このBMW 8シリーズは、私の夢がつまったクルマです。本当に特別な経験でした。BMWの特別仕様車をデザインすることは、長年の夢だったのです
アーティスト
アメリカのアーティスト、ジェフ・クーンズの新作には、いつも多くの注目が集まります。それは今に始まったことではありませんが、今回はBMWが作品となります(➜さらに読む:偉大なるBMWアート・カーの歴史)。しかも、今回の「車輪のついた彫刻作品」は、1台限りのものではありません。99台限定で製作され、実際に路上を走ります。BMWのCEOであるオリバー・ツィプセは、THE 8 X JEFF KOONSのゴールを次のように語っています。「コレクター・アイテムとして美術館で展示されるだけではなく、正真正銘、BMWのクルマとして路上でも活躍します。」
クーンズは、BMW 8シリーズの特別仕様車のデザインに力を尽くしました。製作には惜しみない努力が注がれ、ブルー、シルバー、イエロー、ブラックなど、11色の鮮やかな色彩が使われました。ブルーは、クーンズにとって、果てしない大宇宙を想像させる色です。インテリアには上質な素材と最高級のレザーが使用され、エクスクルーシブな雰囲気を醸し出しています。シートはレッドとブルーの印象的な色合いで、コミックのスーパーヒーローとBMW Mの色が反映されています(➜さらに読む:BMW Mのロゴとカラーの由来)。
ポップ・アートの要素や幾何学的な模様が、BMW 8シリーズ グラン クーペのラインや輪郭と見事に調和しています。リヤに描かれた放射状のラインは、クーンズが2010年に製作し、ル・マン24時間耐久レースに出場した17台目のBMWアート・カーである「BMW M3 GT2」を彷彿とさせます。クーンズによると、両サイドにある「POP!」の文字と旋風の絵は、THE 8 X JEFF KOONSのパワーとスピードを表現しているとのことです。
BMWの特別仕様車をデザインすることは、クーンズ自身の長年の夢でした。彼の特別モデルは、人目を引くと同時に、ミニマルでコンセプチュアルでもあります。「このクルマに乗って運転するのが待ちきれません。私と同じように、このグラン クーペで歓びを感じてもらえたら嬉しいです」と彼は言います。さらに、クーンズは「大切なのは、人と人との関係性や、自分を取り巻くすべてのものへの意識です。ドライバーと同乗者全員の歓びが高まっていくようなクルマを目指しました」と、自身の思いを語りました。

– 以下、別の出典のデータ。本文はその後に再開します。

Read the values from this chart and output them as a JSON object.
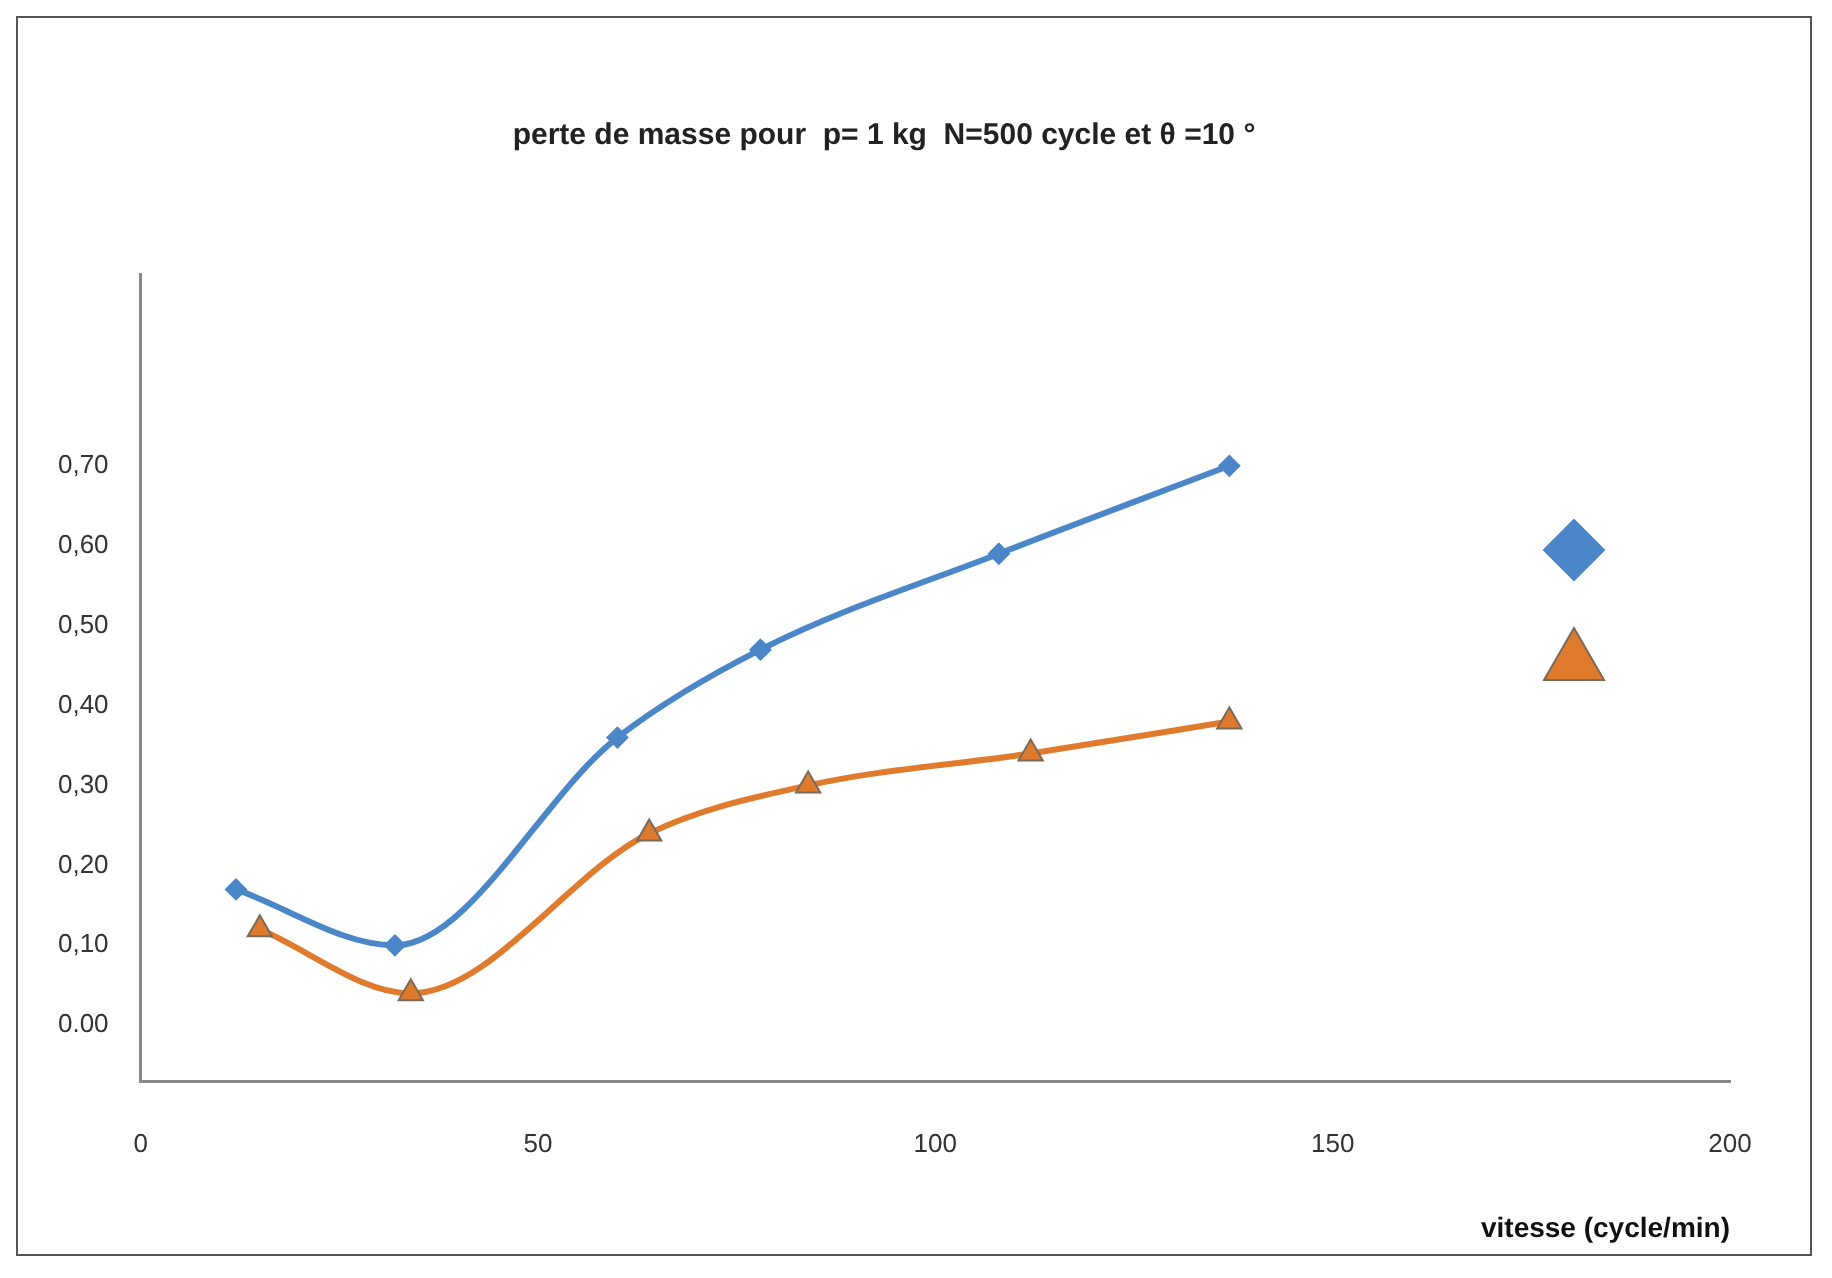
{
  "chart_data": {
    "type": "line",
    "title": "perte de masse pour  p= 1 kg  N=500 cycle et θ =10 °",
    "xlabel": "vitesse (cycle/min)",
    "xlim": [
      0,
      200
    ],
    "xticks": [
      0,
      50,
      100,
      150,
      200
    ],
    "ylim": [
      -0.07,
      0.94
    ],
    "yticks": [
      {
        "value": 0,
        "label": "0.00"
      },
      {
        "value": 0.1,
        "label": "0,10"
      },
      {
        "value": 0.2,
        "label": "0,20"
      },
      {
        "value": 0.3,
        "label": "0,30"
      },
      {
        "value": 0.4,
        "label": "0,40"
      },
      {
        "value": 0.5,
        "label": "0,50"
      },
      {
        "value": 0.6,
        "label": "0,60"
      },
      {
        "value": 0.7,
        "label": "0,70"
      }
    ],
    "grid": false,
    "series": [
      {
        "color": "#4a86c8",
        "marker": "diamond",
        "x": [
          12,
          32,
          60,
          78,
          108,
          137
        ],
        "values": [
          0.17,
          0.1,
          0.36,
          0.47,
          0.59,
          0.7
        ]
      },
      {
        "color": "#e07b2e",
        "marker": "triangle",
        "x": [
          15,
          34,
          64,
          84,
          112,
          137
        ],
        "values": [
          0.12,
          0.04,
          0.24,
          0.3,
          0.34,
          0.38
        ]
      }
    ]
  }
}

BMWは、新しいことに果敢に挑戦し続けることで成長します
BMW AG CEO
オリバー・ツィプセも、クーンズと同じく、情熱を抱いています。BMW本社、ミュンヘンの研究開発センター、ディンゴルフィン工場、ランツフート工場などで、すべての人がクーンズとの共同作業に刺激を受けたとツィプセは語ります。加えて、「THE 8 X JEFF KOONSほど、デザインに力を入れたBMWは、当社の歴史の中でも過去に例がありません」と語ります。
エクステリアの塗装は、200時間以上の手作業を必要とし、色見本をルーペで何度も確認しながら行われました。「何十人ものエンジニアやデザイナーが、今回のコラボレーションを歓び、クーンズのアイデアを実現するために全力を尽くしました」とツィプセは言います。クーンズ本人も、数ヶ月間にわたってディンゴルフィン工場を何度も訪れ、製作に携わるすべてのBMW社員とデザインについて話し合いました。
THE 8 X JEFF KOONSの1台1台に、クーンズの署名入り証明書が付いています。そこには、ツィプセの署名と車両の識別番号も記載されています。クーンズは、さらに細部にまでこだわり、取扱説明書のブックカバーもデザインしました。
THE 8 X JEFF KOONSは、マンハッタンのロックフェラー・プラザに展示され、その後、ジェフ・クーンズが署名した1台が、4月4日にニューヨークのクリスティーズで競売にかけられます。オークションで得られる収益はすべて、児童失踪・児童虐待国際センター(ICMEC)に寄付されます。クーンズは、このNGOと20年以上にわたって個人的な関係を築いてきました。
そして、THE 8 X JEFF KOONSはグランド・ツアーへ旅立ちます。第16回コンテンポラリー・イスタンブール、パリ・フォト、グッドウッド・フェスティバル・オブ・スピード(➜ さらに読む:カーマニアが死ぬまでにしたいこと※リンク先は英語です)、アート・ドバイ、ウェストバンド・アート&デザイン上海、アート・バーゼル香港といった、世界中のアート・フェアやイベントでの展示が予定されています。